I am not proud to confess, but I have been on the team of those who don’t seem to be able to keep their new year’s resolutions one time too many. It’s disappointing, discouraging and plain sad.

I could say that I found the solution by not making any new year’s resolutions for the past couple of years, but that doesn’t solve the issue. It’d be great if the solution was that simple. Truthfully speaking, we think about committing to change things with a new year because we are not happy with certain aspects of our lives. Whether it is our weight, our lack of accomplishments or messy homes, human beings are driven to change because they’re not fully happy wherever they are. But for some reason, we have a really hard time holding on to the vision of what life would look like if we pressed on to our goals.

We allow ourselves to be distracted by temporary pleasures or shortcuts. We choose to remain in comfortable, familiar surroundings. And therefore, unfortunately, more often than not, that means that we cheat ourselves from receiving God’s best.

I was studying the book of Numbers when I came across the passage where the Jewish nation is at the border of the Promise Land. After wandering for almost 40 years in the wilderness, Moses received God’s command to send spies into Canaan to survey the land that was promised to Abraham’s descendants. He then selected 12 men to study the land for 40 days and come back with a report of their findings. When the men returned, they all agreed that the land was indeed good, with plenty of provision and fertile soil. However, the people who lived in the land were too strong. And too many. Giants, they said.

Out of the 12 spies, only Caleb and Joshua came back excited and determined to take over the long-awaited Promise Land. All 12 men surveyed the same land and came across the very same obstacles. Ten of them gave in to fear. Two saw past the giants, and into the unlimited resources of a God who opened the Red Sea, guided and provided for them in the desert.

After hearing the arguments from both sides, the people chose to do nothing. They chose the familiar surroundings, all the while complaining about their circumstances; however not willing to take a step toward obedience and trust. As a result, an entire generation of faithless men and women died in the wilderness and never received the promise. Only Caleb and Joshua were able to step into the land flowing with milk and honey.

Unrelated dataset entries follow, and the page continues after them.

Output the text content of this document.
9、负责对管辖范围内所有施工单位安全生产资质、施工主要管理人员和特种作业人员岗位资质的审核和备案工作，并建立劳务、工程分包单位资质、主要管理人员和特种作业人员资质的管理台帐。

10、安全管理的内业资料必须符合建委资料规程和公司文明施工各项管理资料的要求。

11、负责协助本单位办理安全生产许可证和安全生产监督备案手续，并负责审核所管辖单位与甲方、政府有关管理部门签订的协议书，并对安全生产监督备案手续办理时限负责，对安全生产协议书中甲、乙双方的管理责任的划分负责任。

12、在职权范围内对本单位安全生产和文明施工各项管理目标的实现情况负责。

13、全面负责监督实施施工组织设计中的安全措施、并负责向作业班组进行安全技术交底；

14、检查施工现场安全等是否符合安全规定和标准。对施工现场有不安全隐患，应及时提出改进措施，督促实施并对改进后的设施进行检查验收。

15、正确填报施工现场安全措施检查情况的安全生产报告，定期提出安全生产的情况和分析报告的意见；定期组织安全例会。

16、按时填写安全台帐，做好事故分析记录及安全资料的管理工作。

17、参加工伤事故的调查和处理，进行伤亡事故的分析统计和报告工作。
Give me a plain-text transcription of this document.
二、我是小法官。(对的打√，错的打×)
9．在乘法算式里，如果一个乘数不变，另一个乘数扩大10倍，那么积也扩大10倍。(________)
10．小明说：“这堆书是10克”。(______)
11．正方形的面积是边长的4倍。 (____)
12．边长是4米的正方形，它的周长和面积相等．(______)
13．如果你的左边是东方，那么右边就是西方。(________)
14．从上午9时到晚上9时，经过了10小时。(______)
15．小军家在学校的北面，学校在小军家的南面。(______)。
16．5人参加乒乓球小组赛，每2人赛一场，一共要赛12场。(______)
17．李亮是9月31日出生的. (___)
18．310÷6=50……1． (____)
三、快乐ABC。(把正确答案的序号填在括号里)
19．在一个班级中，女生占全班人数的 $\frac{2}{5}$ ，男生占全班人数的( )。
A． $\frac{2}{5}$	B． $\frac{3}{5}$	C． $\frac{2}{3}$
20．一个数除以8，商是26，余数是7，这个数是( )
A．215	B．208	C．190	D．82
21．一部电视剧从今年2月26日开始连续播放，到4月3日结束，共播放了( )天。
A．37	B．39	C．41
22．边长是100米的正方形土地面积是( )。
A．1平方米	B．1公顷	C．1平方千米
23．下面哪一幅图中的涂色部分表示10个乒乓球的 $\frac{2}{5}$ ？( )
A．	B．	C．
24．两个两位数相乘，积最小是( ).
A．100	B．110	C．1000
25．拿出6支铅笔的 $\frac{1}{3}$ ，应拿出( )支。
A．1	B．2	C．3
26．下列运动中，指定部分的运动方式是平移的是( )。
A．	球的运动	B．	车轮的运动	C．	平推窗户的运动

I think about the many times that we act as the unbelieving Jews in the wilderness, too lazy to fight on, too scared to step into the impossible with the assurance that God goes before us into each place he calls us to go. Whether it’s something as carnal and superficial as losing weight, or something more spiritual as saying yes to a calling, we give up because we forget that the journey to our promise land is only one step in the right direction at a time. And that God’s promise is that he will be there to strengthen and enable us until we get to the other side.